We 3 are thoroughly lost, it is raining, and down by the Irish fest, then by Destiny mall, where we follow a pipeline and lose dolla dolla bills y’all.
Tri anything asks a dude: “Have you seen any red dresses run by here?” who is shocked and scared of us, and he says, resolutely: “No.”
I ask: “Have you seen anyone in a red dress run by here?”
He answers, again, resolutely: “NO.”
Table says: “Were there peiople running by in red dresses?”
The dude says: :Oh, yeah, they ran by, that way.”
We find the group! We sketch a naughty chalk outline of Snidley with an appendage. I offered to do the same to TOFU, but he declines and gives me a Craft beer mag about PUMPKIN BEER (YOU ROCK TOF!!) after downing some well-earned Duke.
We careen/crawl to the warehouse, where there is much wobble baby wobble baby wobble baby wobbling, beer floating and Captain finds himself once again in a grocery-esque cart.
Figure A: “Wobbling. And floating ‘midst beer and impromptu testosterone cross fit #ceilingRings (n=69)
There’s a playground check. And Clear Path for Veterans looks like it’s money bags will be well-lined. !!
We chuck a football around–after a raging warehouse dance party–then ON IN! ON IN ON IN!! Thenwarm beer and cold pizza and raffling and mismanagement did a BANG UP job of keeping people in line. Circle!
Just Cristianna is named–finalmente!!– Many names are tossed around: Spankakopita, hot Sauce, Sriacha Crotcha, Vats Tracks of Land. Many questions were posed:Where do you work? Whose calves would you lick, given the chance? If you had to f*ck a turtle, what would his name be? (HT/ST the unfailingly tasteful and oft-in-pursuit of the homeless Hot Busch for the final inquiry). Hair was spiked with flour and packed into ears and named: “The Trojan Whorse.” (note: the TOFU instantiated modification of nomenclature. I have it on good authority that the latin (genus and species of said trojan horse) is hot sauce. (the reader is asked: Question not a Tweedle’s etymology or her choice in men/women/cutedogs).
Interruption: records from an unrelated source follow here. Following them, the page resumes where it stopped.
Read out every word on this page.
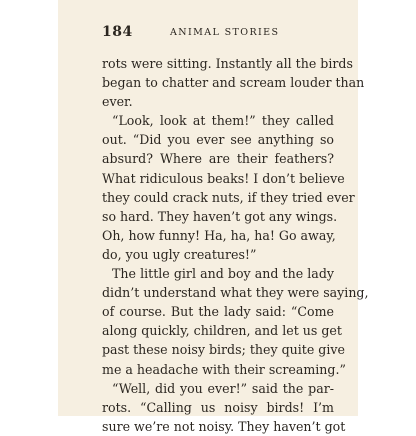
184	ANIMAL STORIES
rots were sitting. Instantly all the birds
began to chatter and scream louder than
ever.
“Look, look at them!” they called
out. “Did you ever see anything so
absurd? Where are their feathers?
What ridiculous beaks! I don’t believe
they could crack nuts, if they tried ever
so hard. They haven’t got any wings.
Oh, how funny! Ha, ha, ha! Go away,
do, you ugly creatures!”
The little girl and boy and the lady
didn’t understand what they were saying,
of course. But the lady said: “Come
along quickly, children, and let us get
past these noisy birds; they quite give
me a headache with their screaming.”
“Well, did you ever!” said the par-
rots. “Calling us noisy birds! I’m
sure we’re not noisy. They haven’t got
Later, Turtle dick sets an impromptu and arduous trail of cheetos at 9:30pm out the back door of the Penny through the front door again. hehe.
Until the next cross dressery, wankas!
xoxoxox Tweedle Me OUT!
HashHiker’s Guide to the Galaxy Spermaslide, CoCo. FU, TO. 1986. copyright. Web. Available from: hotdogs.com. Accessed: everydayDuh
*buschy: it is will deep regret that you were tackled by a loose canon. The armory square cannons are often mistaken, much like the Fogo Caldera and Jackoff’s bowels, still active and largely explosive. I sincerely hope your gameboy color survived.